Everyone, from young children to older people, care about money. There is a belief that kids do not need it at all. However, financial experts are sure that they should learn how to manage money already at school, along with the basics of physics and mathematics. Moreover, child psychologists say that it is important for children not only to make money, but also to save up for something they are eager to buy.
In the digital era, physical pocket money is getting rare. It is being replaced by bank cards and digital currencies. However, when it comes to giving pocket money to kids, the easiest way is to use traditional paper bills.
The most effective way to teach your kids about finance is role-playing games. For example, you can role-play a situation in a store, hairdresser’s or restaurant where the child will play the role of an employee. When the kid begins to get money for their work, although not real, they will gain actual experience in financial management. Once you have passed this stage, you can move on to board games like Monopoly. It is only important to choose the right complexity level for the age: from simplest coins to large investments and digital money.
After play money, you can safely switch to real paper bills. For instance, you can give the child a small amount of money when doing the family shopping. Let them make their own shopping list, fill the cart with goods keeping in mind how much money they have, and pay for chosen items at a checkout. This will help the kid understand that some products may be beyond their budget, so they should choose something more affordable.
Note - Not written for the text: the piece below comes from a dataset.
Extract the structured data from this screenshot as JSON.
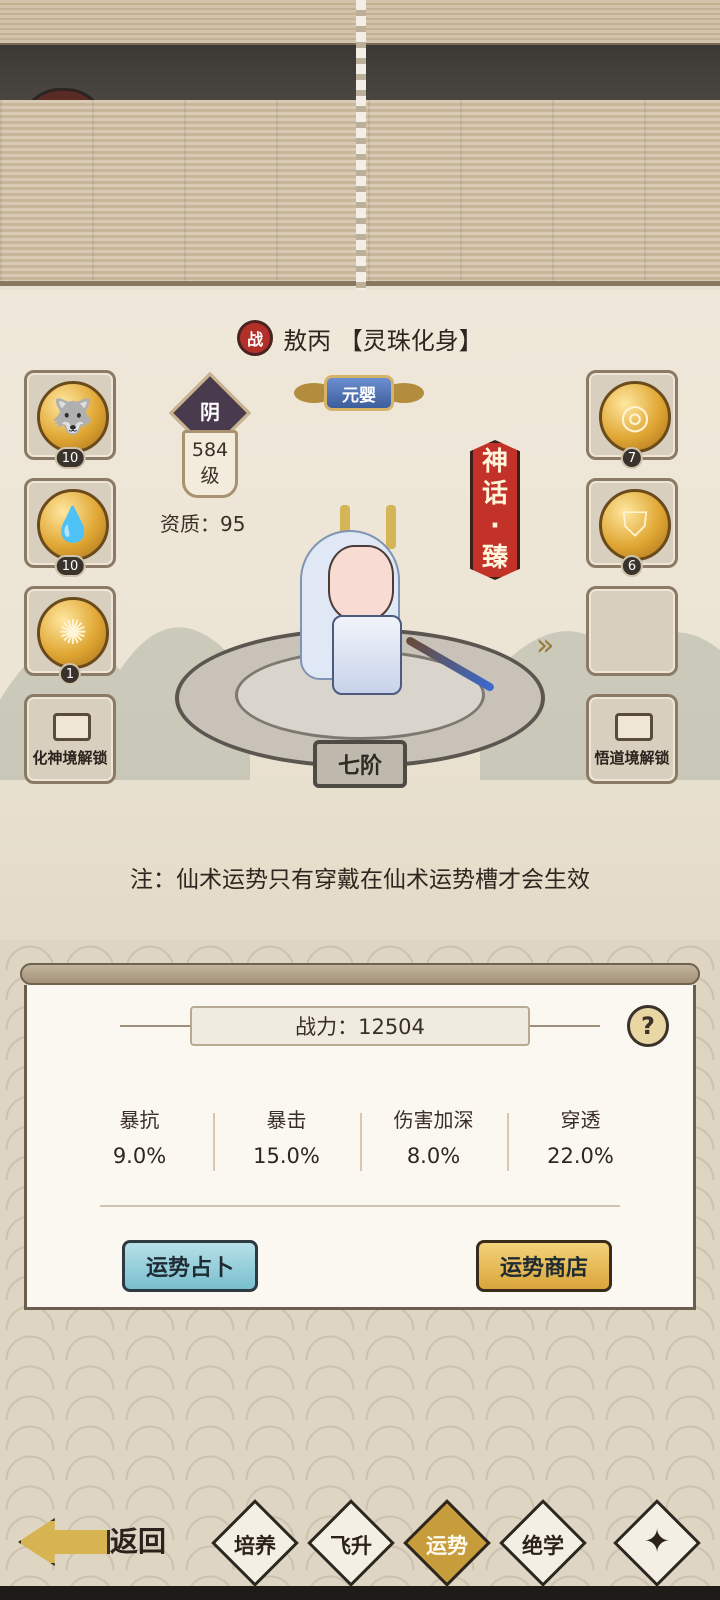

You can start simple: tell them how much chocolate they can buy for a certain amount of money, and then go further into the matter.
Child psychologists all over the world agree that the sooner parents begin to get their kids familiar with money, the higher the likelihood that they will be financially literate when they grow up and will not get into debt. Getting pocket money is a good habit that will help your child learn how to manage their finances, especially if they are over 5 years old. However, you should think about safety in advance and follow some rules.
The ability to properly manage their finances is important for children to understand the value of money. This will help reduce impulse buying. In addition, it is worth reminding the child that money is needed not only for daily spending, but also for saving up for greater goals such as donations or charity.
Most often parents give their child a personal wallet at the age of 7 years. At this age, the kid is already quite aware of the value of money, understands the prices of different products, and has a need for personal expenses. The first necessary expenses usually appear at school. Parents can decide on how much pocket money to give on their own by roughly calculating the child’s daily expenses. The key is to keep the amount small and affordable for the family budget. Thus, if a young money maker accidentally loses their wallet when playing with friends, this loss will not be that frustrating. Initially, it is not so important to help the child figure out the amounts and prices. What really matters is to teach them to save, not to spend.
Sometimes parents face a certain dilemma. On the one hand, children need their own money, but on the other hand, they can be frivolous with their finances. This problem is particularly relevant for low-to-middle-income families. However, experts identify multiple ways to teach kids about financial literacy and not be afraid of waste.
First of all, you can talk about the basic principles of money management, for instance, to explain that money is not created out of thin air, but is earned from hard work, as well as that their stock is not unlimited and should be managed wisely.
The second thing you can do is to set a limit. If the money is needed only for certain purposes such as lunches at school, you can roughly calculate the monthly amount and give it to your child. Another option is to set time limits, so as to give money only weekly or monthly. This will teach your child how to budget and avoid overspending.
It is also important to create a reward system. For example, you can draw up a pocket money chores list or think of financial incentives for good academic performance. Some parents give extra money to children when they save up for a big purchase.
None of the parents wants their children’s material wealth to be compromised. However, sometimes you cannot avoid setting limits. But how can you limit the amount of pocket money given to your child without making them feel uncomfortable?
The major step towards the child’s financial literacy is limiting the amount of pocket money. The limit should be realistic and correspond to the family income. It may also depend on the age of the children, their income and savings goals. For example, 10-to-13-year-old children most often need money to pay for public transport or buy small toys. On the contrary, teenagers aged 14 to 15 or older want to spend more, particularly on cinema tickets, cafes and other types of entertainment. The average pocket money amount for a five-year-old child is four pounds a week, while a 15-year-old teen tends to spend around 12 pounds over the same period.
You can also impose restrictions on certain categories of purchases. For instance, if parents believe that their child should not buy burgers, they’d better not give them money for that purpose. Alternatively, you can give your child freedom to buy anything they want, yet for a limited amount of money. This will help them learn how to budget and understand the value of money.
Pocket money apps are becoming increasingly popular among teenagers aged 12 to 14 years. They can be very interesting for kids as developers strive to offer their young audience gamification, including various rewards for achievements in money management. Parents should definitely take note of this quick, easy and fun way to teach kids about money.
These apps have another important feature: they help you teach children about the principles of investing and long-term financial planning. For example, you can demonstrate to your child how to properly manage the child allowance, no matter how much it is. Furthermore, many services offer the opportunity for parents and children to communicate and discuss financial issues on the same platform. Do you want to make a purchase? Tell your family members about it and get access to the payment functionality.